Gawain is a verse romance. Romance takes its name from the French Roman, a moniker used originally for any secular work written in one of the Romance languages;
i.e., languages related to the Roman tongue of Latin—Italian, Spanish, French and Portuguese—the "vulgar tongues" (languages of the people, non-Latin). More
particularly, the term Roman came to be associated with tales of chivalry and courtoisie, such as the Arthurian tales. While the epic hero still coexisted
for some time with the new romantic hero, the changes in society afforded more popularity for the romance. Epic literature was the national or tribal literature of a given
people, the epic hero the defender, the fight being for the survival of the tribe or nation. With the rise of the feudal system and the relative prosperity of the upper
classes, there arose a leisure class who did not have to go out to fight monsters to the death to save their villages—this audience was a courtly one, with time for
niceties, and it wanted heroes who faced fantastical challenges out of choice, not out of a survival instinct.
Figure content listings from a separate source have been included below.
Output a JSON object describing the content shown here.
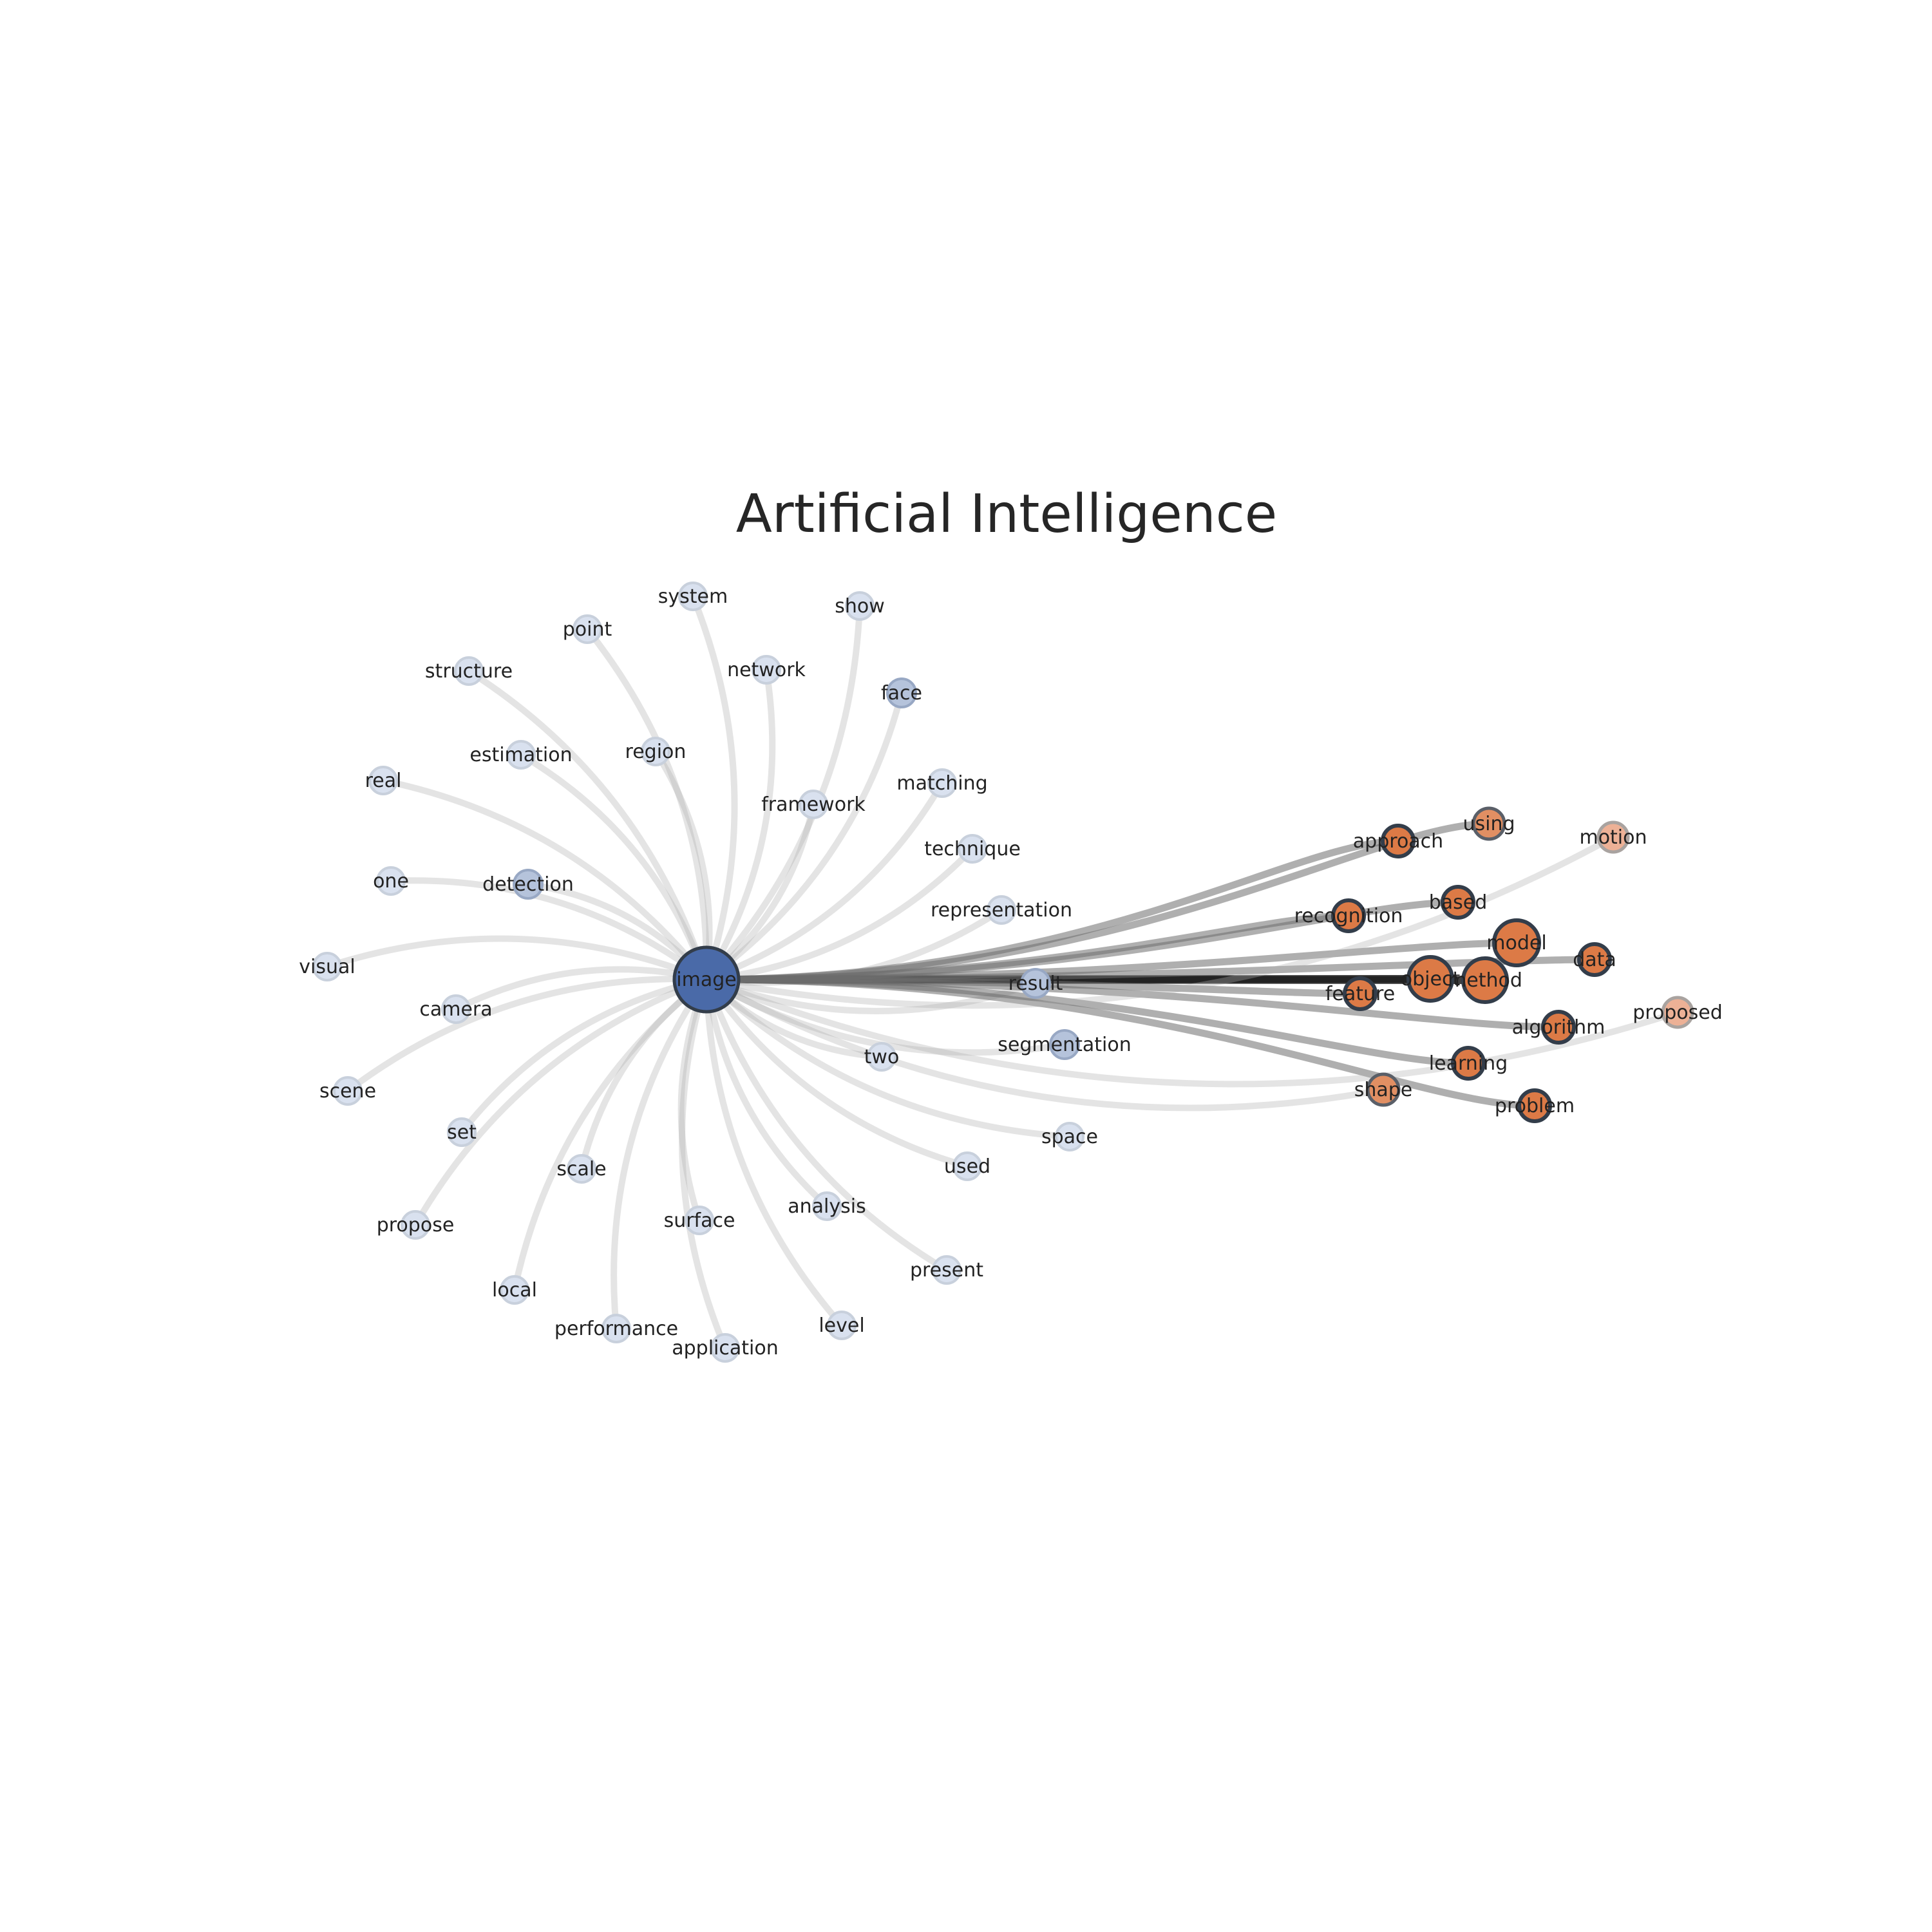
{
  "title": "Artificial Intelligence",
  "colors": {
    "blue_strong": "#4a6aa8",
    "blue_light": "#d9e1ef",
    "orange_strong": "#dc7a46",
    "orange_light": "#edb196",
    "stroke_dark": "#333d4a",
    "stroke_light": "#c8d0dc",
    "edge_grey": "#b3b3b3",
    "edge_dark": "#1f1f1f"
  },
  "nodes": [
    {
      "id": "image",
      "label": "image",
      "group": "hub-blue"
    },
    {
      "id": "system",
      "label": "system",
      "group": "blue-leaf"
    },
    {
      "id": "show",
      "label": "show",
      "group": "blue-leaf"
    },
    {
      "id": "point",
      "label": "point",
      "group": "blue-leaf"
    },
    {
      "id": "structure",
      "label": "structure",
      "group": "blue-leaf"
    },
    {
      "id": "network",
      "label": "network",
      "group": "blue-leaf"
    },
    {
      "id": "face",
      "label": "face",
      "group": "blue-mid"
    },
    {
      "id": "estimation",
      "label": "estimation",
      "group": "blue-leaf"
    },
    {
      "id": "region",
      "label": "region",
      "group": "blue-leaf"
    },
    {
      "id": "real",
      "label": "real",
      "group": "blue-leaf"
    },
    {
      "id": "matching",
      "label": "matching",
      "group": "blue-leaf"
    },
    {
      "id": "framework",
      "label": "framework",
      "group": "blue-leaf"
    },
    {
      "id": "technique",
      "label": "technique",
      "group": "blue-leaf"
    },
    {
      "id": "one",
      "label": "one",
      "group": "blue-leaf"
    },
    {
      "id": "detection",
      "label": "detection",
      "group": "blue-mid"
    },
    {
      "id": "representation",
      "label": "representation",
      "group": "blue-leaf"
    },
    {
      "id": "visual",
      "label": "visual",
      "group": "blue-leaf"
    },
    {
      "id": "result",
      "label": "result",
      "group": "blue-mid"
    },
    {
      "id": "camera",
      "label": "camera",
      "group": "blue-leaf"
    },
    {
      "id": "segmentation",
      "label": "segmentation",
      "group": "blue-mid"
    },
    {
      "id": "two",
      "label": "two",
      "group": "blue-leaf"
    },
    {
      "id": "scene",
      "label": "scene",
      "group": "blue-leaf"
    },
    {
      "id": "set",
      "label": "set",
      "group": "blue-leaf"
    },
    {
      "id": "space",
      "label": "space",
      "group": "blue-leaf"
    },
    {
      "id": "scale",
      "label": "scale",
      "group": "blue-leaf"
    },
    {
      "id": "used",
      "label": "used",
      "group": "blue-leaf"
    },
    {
      "id": "analysis",
      "label": "analysis",
      "group": "blue-leaf"
    },
    {
      "id": "surface",
      "label": "surface",
      "group": "blue-leaf"
    },
    {
      "id": "propose",
      "label": "propose",
      "group": "blue-leaf"
    },
    {
      "id": "present",
      "label": "present",
      "group": "blue-leaf"
    },
    {
      "id": "local",
      "label": "local",
      "group": "blue-leaf"
    },
    {
      "id": "level",
      "label": "level",
      "group": "blue-leaf"
    },
    {
      "id": "performance",
      "label": "performance",
      "group": "blue-leaf"
    },
    {
      "id": "application",
      "label": "application",
      "group": "blue-leaf"
    },
    {
      "id": "using",
      "label": "using",
      "group": "orange-mid"
    },
    {
      "id": "motion",
      "label": "motion",
      "group": "orange-light"
    },
    {
      "id": "approach",
      "label": "approach",
      "group": "orange"
    },
    {
      "id": "based",
      "label": "based",
      "group": "orange"
    },
    {
      "id": "recognition",
      "label": "recognition",
      "group": "orange"
    },
    {
      "id": "model",
      "label": "model",
      "group": "orange-hub"
    },
    {
      "id": "data",
      "label": "data",
      "group": "orange"
    },
    {
      "id": "object",
      "label": "object",
      "group": "orange-big"
    },
    {
      "id": "method",
      "label": "method",
      "group": "orange-big"
    },
    {
      "id": "feature",
      "label": "feature",
      "group": "orange"
    },
    {
      "id": "proposed",
      "label": "proposed",
      "group": "orange-light"
    },
    {
      "id": "algorithm",
      "label": "algorithm",
      "group": "orange"
    },
    {
      "id": "learning",
      "label": "learning",
      "group": "orange"
    },
    {
      "id": "shape",
      "label": "shape",
      "group": "orange-mid"
    },
    {
      "id": "problem",
      "label": "problem",
      "group": "orange"
    }
  ],
  "edges": [
    {
      "source": "image",
      "target": "system",
      "strength": "weak"
    },
    {
      "source": "image",
      "target": "show",
      "strength": "weak"
    },
    {
      "source": "image",
      "target": "point",
      "strength": "weak"
    },
    {
      "source": "image",
      "target": "structure",
      "strength": "weak"
    },
    {
      "source": "image",
      "target": "network",
      "strength": "weak"
    },
    {
      "source": "image",
      "target": "face",
      "strength": "weak"
    },
    {
      "source": "image",
      "target": "estimation",
      "strength": "weak"
    },
    {
      "source": "image",
      "target": "region",
      "strength": "weak"
    },
    {
      "source": "image",
      "target": "real",
      "strength": "weak"
    },
    {
      "source": "image",
      "target": "framework",
      "strength": "weak"
    },
    {
      "source": "image",
      "target": "one",
      "strength": "weak"
    },
    {
      "source": "image",
      "target": "detection",
      "strength": "weak"
    },
    {
      "source": "image",
      "target": "visual",
      "strength": "weak"
    },
    {
      "source": "image",
      "target": "camera",
      "strength": "weak"
    },
    {
      "source": "image",
      "target": "scene",
      "strength": "weak"
    },
    {
      "source": "image",
      "target": "set",
      "strength": "weak"
    },
    {
      "source": "image",
      "target": "scale",
      "strength": "weak"
    },
    {
      "source": "image",
      "target": "propose",
      "strength": "weak"
    },
    {
      "source": "image",
      "target": "local",
      "strength": "weak"
    },
    {
      "source": "image",
      "target": "performance",
      "strength": "weak"
    },
    {
      "source": "image",
      "target": "surface",
      "strength": "weak"
    },
    {
      "source": "image",
      "target": "application",
      "strength": "weak"
    },
    {
      "source": "image",
      "target": "analysis",
      "strength": "weak"
    },
    {
      "source": "image",
      "target": "level",
      "strength": "weak"
    },
    {
      "source": "image",
      "target": "result",
      "strength": "weak"
    },
    {
      "source": "image",
      "target": "two",
      "strength": "weak"
    },
    {
      "source": "image",
      "target": "matching",
      "strength": "weak"
    },
    {
      "source": "image",
      "target": "technique",
      "strength": "weak"
    },
    {
      "source": "image",
      "target": "representation",
      "strength": "weak"
    },
    {
      "source": "image",
      "target": "segmentation",
      "strength": "weak"
    },
    {
      "source": "image",
      "target": "space",
      "strength": "weak"
    },
    {
      "source": "image",
      "target": "used",
      "strength": "weak"
    },
    {
      "source": "image",
      "target": "present",
      "strength": "weak"
    },
    {
      "source": "image",
      "target": "method",
      "strength": "strong"
    },
    {
      "source": "image",
      "target": "object",
      "strength": "strong"
    },
    {
      "source": "image",
      "target": "model",
      "strength": "medium"
    },
    {
      "source": "image",
      "target": "based",
      "strength": "medium"
    },
    {
      "source": "image",
      "target": "recognition",
      "strength": "medium"
    },
    {
      "source": "image",
      "target": "approach",
      "strength": "medium"
    },
    {
      "source": "image",
      "target": "using",
      "strength": "medium"
    },
    {
      "source": "image",
      "target": "data",
      "strength": "medium"
    },
    {
      "source": "image",
      "target": "feature",
      "strength": "medium"
    },
    {
      "source": "image",
      "target": "algorithm",
      "strength": "medium"
    },
    {
      "source": "image",
      "target": "learning",
      "strength": "medium"
    },
    {
      "source": "image",
      "target": "problem",
      "strength": "medium"
    },
    {
      "source": "image",
      "target": "shape",
      "strength": "weak"
    },
    {
      "source": "image",
      "target": "motion",
      "strength": "weak"
    },
    {
      "source": "image",
      "target": "proposed",
      "strength": "weak"
    }
  ]
}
The romantic, or chivalric, hero often is out to find adventure,
he is fighting for an idea, and his demise or potential failure will not result in the demise of a whole nation. So Gawain sets out to find the Green Knight, and undergoes
many trials to his ideals and virtue, as compared with Beowulf who has to fight Grendel and his dam to save his people. (For a fuller treatment of the differences between
the epic and the romantic hero, consult Heroes of the Middle Ages).
Sir Gawain and the Green Knight is written in a North or West Midlands dialect. It is quite a challenge to non-Medievalists—this is why students are likely to
encounter the poem in one of its many modern translations. It is written in long alliterative lines with the rhyme scheme of ababa, in 101 stanzas. In addition to
its appealing subject matter (the interest in tales of King Arthur and the knights of the Round Table having waned little since the Middle Ages), the poem possesses a lyrical
beauty, a flowing artistry, which can only be appreciated in full in the original.
Gawain was first published in 1839, and numerous translations and retellings have appeared since. There are several quality translations currently in print, the best
of which (in this author's opinion) is still Marie Borroff's translation, which first appeared
in 1967, and of which a revised edition was published as a Norton Critical edition in 2009.